Tuesday, May 01, 2007

Freedom of religion under attack

Catholic Insight
By RoryLeishman

In a public lecture at London, England, on March 28, the Archbishop of Westminster, Cardinal Cormac Murphy-O’Connor, observed that “the freedom of religion is much more than the freedom to worship; it is the freedom to act according to that belief in the service of others.”
In Britain, as in Canada, freedom of religion has recently come under systematic attack by the state. In Britain, the latest excess occurred on March 22, when Parliament enacted sweeping regulations under the Equality Act that forbid discrimination on the basis of sexual orientation. There is no provision in the law to exempt religious institutions.
Both Prime Minister Tony Blair and Conservative Opposition Leader David Cameron backed the new regulations despite a warning from Murphy-O’Connor that they could force Catholic adoption agencies to shut down, because Catholic social workers cannot in good conscience arrange for the adoption of vulnerable children by same-sex couples.
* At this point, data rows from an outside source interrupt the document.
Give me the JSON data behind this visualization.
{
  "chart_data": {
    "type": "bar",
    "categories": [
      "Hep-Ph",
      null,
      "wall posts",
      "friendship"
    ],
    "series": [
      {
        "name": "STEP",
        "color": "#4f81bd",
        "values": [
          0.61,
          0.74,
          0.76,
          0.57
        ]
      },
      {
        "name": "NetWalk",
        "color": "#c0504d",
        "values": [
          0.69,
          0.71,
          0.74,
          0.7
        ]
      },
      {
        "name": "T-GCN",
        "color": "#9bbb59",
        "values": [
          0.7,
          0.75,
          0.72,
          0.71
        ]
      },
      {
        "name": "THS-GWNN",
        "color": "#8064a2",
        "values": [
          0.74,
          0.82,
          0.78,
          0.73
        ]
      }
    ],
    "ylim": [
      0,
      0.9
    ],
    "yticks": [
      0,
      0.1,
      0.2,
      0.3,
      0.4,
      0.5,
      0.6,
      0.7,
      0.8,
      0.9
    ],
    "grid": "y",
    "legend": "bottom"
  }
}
The new regulations could also force private Catholic schools in Britain to subject their pupils to gay rights propaganda.
Throughout the 20th century, Britain maintained an exemplary record of respect for the free exercise of religion. As Murphy-O’Connor noted in his lecture, both the Abortion Act 1967 and the Human Fertilisation and Embryology Act 1990 include “conscientious objection” provisions that exempt physicians who uphold the sanctity of human life from any legal obligation to perform abortions or death-dealing fertility treatments. For faithful Christians, the lack of any comparable “conscientious objection” clause in the Equality Act is downright ominous.
In Canada, freedom of religion has also come under attack, but here, the main threat comes not so much from equality-obsessed legislators as out-of control judges in the courts. Thus, despite the lack of any authority in law or precedent, the Supreme Court of Canada held in Trinity Western, 2001, that the “freedom to hold beliefs is broader than the freedom to act on them.” Just a few months later, Mr. Justice Robert McKinnon of the Ontario Superior Court of Justice cited this judicial decree in Trinity Western as justification for holding in the Hall case that the staff at an Ontario Catholic secondary school can inform students about the Church's teachings on the sinfulness of sodomy, but cannot act upon this religious belief, by barring a student from bringing a homosexual date to a school dance.
With rulings like these, the courts and human rights tribunals in Canada have trampled upon the historic rights of Canadians to the free exercise of religion. And now the Parliament of Britain is doing the same. Currently in both countries, it’s an offence for a social worker in an adoption agency to decline to help a homosexual couple adopt a child or for a musician who offers services to the public to refuse to play at a same-sex wedding.
Sooner or later, some resolute Christians in Britain and Canada are going to end up as prisoners of conscience for refusing to divorce their actions from their beliefs. These faithful Christians will be incarcerated for heeding the admonition in the Epistle of James that followers of Christ should “be doers of the word, and not hearers only.”
The suppression of freedom of religion does not just threaten individual Christians. It also undermines the moral foundations of democracy. Cardinal Murphy-O’Connor recalled in his lecture how several European countries in the last century also came under the control of arrogant politicians and judges who constricted religion to the purely private sphere and declared themselves to be a law unto themselves, subject to no higher moral authority.
Murphy-O’Connor argued that it is no coincidence that some of these European countries easily slipped from a liberal to a totalitarian state. He noted: “In stark contrast, Britain resisted this trend by its continued inclusion of religion in the public sphere, and we remained democratic.”
It would be reckless for Canadians to assume that our country could never lapse into totalitarian oppression. We should heed Murphy-O’Connor’s warning: “When an essential core of our democratic freedom risks being undermined, subsequent generations will hold to account those who were able to raise their voices yet stayed silent. Christian witness does not permit us to be silent on the fundamental importance of the free exercise of religious belief.”